Few people have invested more in the business of salsa than Ralph Mercado. The 59-year-old CEO of RMM Records was in the game before the genre even had a name, representing originators in the early Seventies such as Eddie Palmieri and Ray Barretto. In the universe of Fania Records, whose founder Jerry Masucci popularized the word salsa as a marketing term, Mercado was a prime mover: promoting shows, managing acts, and plunking down much-needed cash. After Fania foundered Mercado established his own label in 1987. RMM Records fueled the fire of long-burning stars Tito Puente, Celia Cruz, and Oscar D'Leon while sparking the careers of newer Nuyorican luminaries Marc Anthony and La India. For a brief flash, RMM even signed Cuban island estrellas Issac Delgado and Paulito FG.

Earlier this month both Mercado and RMM filed Chapter 11 bankruptcy in the face of a $7.7-million judgment awarded songwriter Glenn Moroig. The songwriter alleged copyright infringement and, referring to legislation that applies in the free associated state of Puerto Rico but not on the U.S. mainland, staked a moral rights claim for the alteration of one of his songs by Cheo Feliciano in a documentary film produced in 1996 by RMM Filmworks, Yo Soy ... Del Son a la Salsa (I Am ... From Son to Salsa). According to Mercado's lawyer, Bruce Caplan, a reduction if not a reversal of the ruling is anticipated under U.S. federal law. In the meantime the day-to-day business of RMM continues. While the bankruptcy may well be a quibble on the label's ledgers, it is symbolic of a deeper crisis in salsa as a genre.

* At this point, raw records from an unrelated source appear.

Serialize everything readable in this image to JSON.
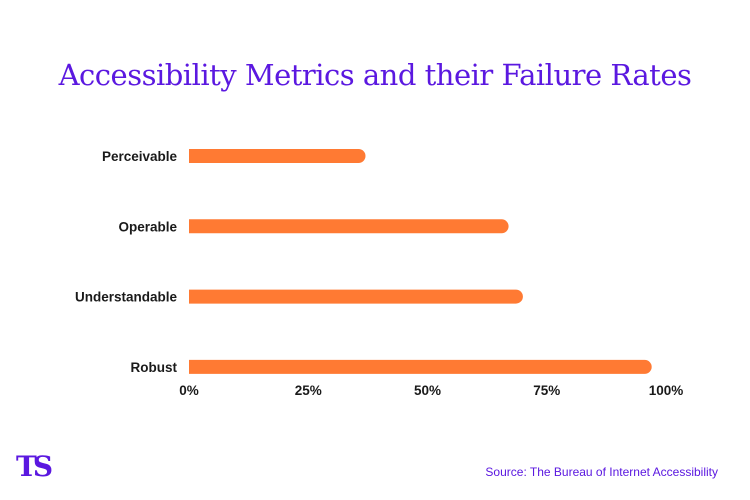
{
  "colors": {
    "title": "#5b18e0",
    "bar": "#ff7a33",
    "text": "#1a1a1a",
    "source": "#5b18e0",
    "logo": "#5b18e0"
  },
  "logo_text": "TS",
  "source_text": "Source: The Bureau of Internet Accessibility",
  "chart_data": {
    "type": "bar",
    "orientation": "horizontal",
    "title": "Accessibility Metrics and their Failure Rates",
    "categories": [
      "Perceivable",
      "Operable",
      "Understandable",
      "Robust"
    ],
    "values": [
      37,
      67,
      70,
      97
    ],
    "unit": "%",
    "xlim": [
      0,
      100
    ],
    "xticks": [
      "0%",
      "25%",
      "50%",
      "75%",
      "100%"
    ],
    "grid": false,
    "legend": "none"
  }
}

Salsa was born, and may perhaps die, by celluloid. The 1973 Nuestra Cosa (Our Latin Thing) introduced the Fania All-Stars in a concert film at the Cheetah nightclub. Then 1974's Salsa confirmed the genre's name and the Fania stable's superstar status with a sold-out show at Yankee Stadium. The early Fania films crackle with the electricity of the new. The kids tapping out clave on tin cans in the back alleys and vacant lots of Nuestra Cosa's New York City are building a brave new Latin world from the refuse of the United States' manifest destiny. The archival footage of Desi Arnaz crooning "Babalu" for an amused Anglo crowd in Salsa is dismissed by sneering narrator Jerry Rivers (yes, Geraldo Rivera before Spanish was hip) as nothing more than a Latin minstrel show that would be run out of town forever by the Seventies' race savior salseros. The 1996 RMM documentary has a more reverent feel, tracing the trajectory the title promises from the origins of salsa in Cuban son through the glory days of Fania, to a sampling of where the sound has ended up: from the romantic R&B-inflected strains of New York's Marc Anthony to the frenetic instrumental high jinks of Havana's Los Van Van. Where Nuestra Cosa was a call to action, Yo Soy ... Del Son a la Salsa is a museum piece, preserving a movement that already has happened.

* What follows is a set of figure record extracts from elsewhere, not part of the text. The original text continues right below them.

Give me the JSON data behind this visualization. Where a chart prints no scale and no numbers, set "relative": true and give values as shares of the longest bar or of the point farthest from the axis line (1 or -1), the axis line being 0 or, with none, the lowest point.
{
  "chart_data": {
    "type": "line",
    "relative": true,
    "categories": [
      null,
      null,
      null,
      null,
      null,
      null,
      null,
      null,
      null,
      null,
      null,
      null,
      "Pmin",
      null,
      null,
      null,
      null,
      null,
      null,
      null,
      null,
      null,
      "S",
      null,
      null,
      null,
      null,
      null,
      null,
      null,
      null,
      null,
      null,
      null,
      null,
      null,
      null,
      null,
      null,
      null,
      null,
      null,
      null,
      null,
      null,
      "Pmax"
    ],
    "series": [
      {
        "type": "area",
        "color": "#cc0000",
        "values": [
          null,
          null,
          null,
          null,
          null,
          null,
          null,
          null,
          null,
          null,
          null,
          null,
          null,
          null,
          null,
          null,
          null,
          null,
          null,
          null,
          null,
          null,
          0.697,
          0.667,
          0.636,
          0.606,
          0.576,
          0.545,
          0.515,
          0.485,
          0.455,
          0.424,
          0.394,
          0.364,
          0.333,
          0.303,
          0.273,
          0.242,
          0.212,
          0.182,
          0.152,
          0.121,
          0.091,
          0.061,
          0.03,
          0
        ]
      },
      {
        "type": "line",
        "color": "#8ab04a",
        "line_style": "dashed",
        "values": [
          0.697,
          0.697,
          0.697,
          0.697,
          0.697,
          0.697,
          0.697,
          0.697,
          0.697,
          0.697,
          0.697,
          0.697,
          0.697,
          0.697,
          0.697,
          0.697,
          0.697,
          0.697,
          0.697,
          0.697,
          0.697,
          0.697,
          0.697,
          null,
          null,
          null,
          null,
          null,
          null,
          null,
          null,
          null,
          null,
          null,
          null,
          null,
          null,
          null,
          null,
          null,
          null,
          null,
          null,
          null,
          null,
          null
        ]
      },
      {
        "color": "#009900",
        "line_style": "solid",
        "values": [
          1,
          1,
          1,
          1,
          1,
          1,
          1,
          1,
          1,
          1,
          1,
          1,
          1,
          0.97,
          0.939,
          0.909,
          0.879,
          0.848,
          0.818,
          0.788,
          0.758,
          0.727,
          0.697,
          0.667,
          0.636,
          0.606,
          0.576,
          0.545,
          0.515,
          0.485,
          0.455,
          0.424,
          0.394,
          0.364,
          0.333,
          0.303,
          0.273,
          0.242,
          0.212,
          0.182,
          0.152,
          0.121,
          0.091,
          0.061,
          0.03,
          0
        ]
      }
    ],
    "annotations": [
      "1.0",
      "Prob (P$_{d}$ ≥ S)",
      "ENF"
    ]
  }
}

Long before the advent of MTV, the images of the All-Stars jamming onstage sold enough records for a minority ethnic and largely immigrant group to create an independent music industry of its own. Over the next quarter century, the majors caught on to the selling power of Latin music; as fast as RMM could birth new stars, Sony and others would woo them away. By 1996 Latinos no longer were a community building their own barrios in the belly of the beast. Instead they had become another demographic whose tropically accented desires the marketing departments of the majors would try to tap. Compared to the hemorrhage of RMM's platinum-selling acts, bankruptcy may not even be the heaviest blow sustained by the independent label.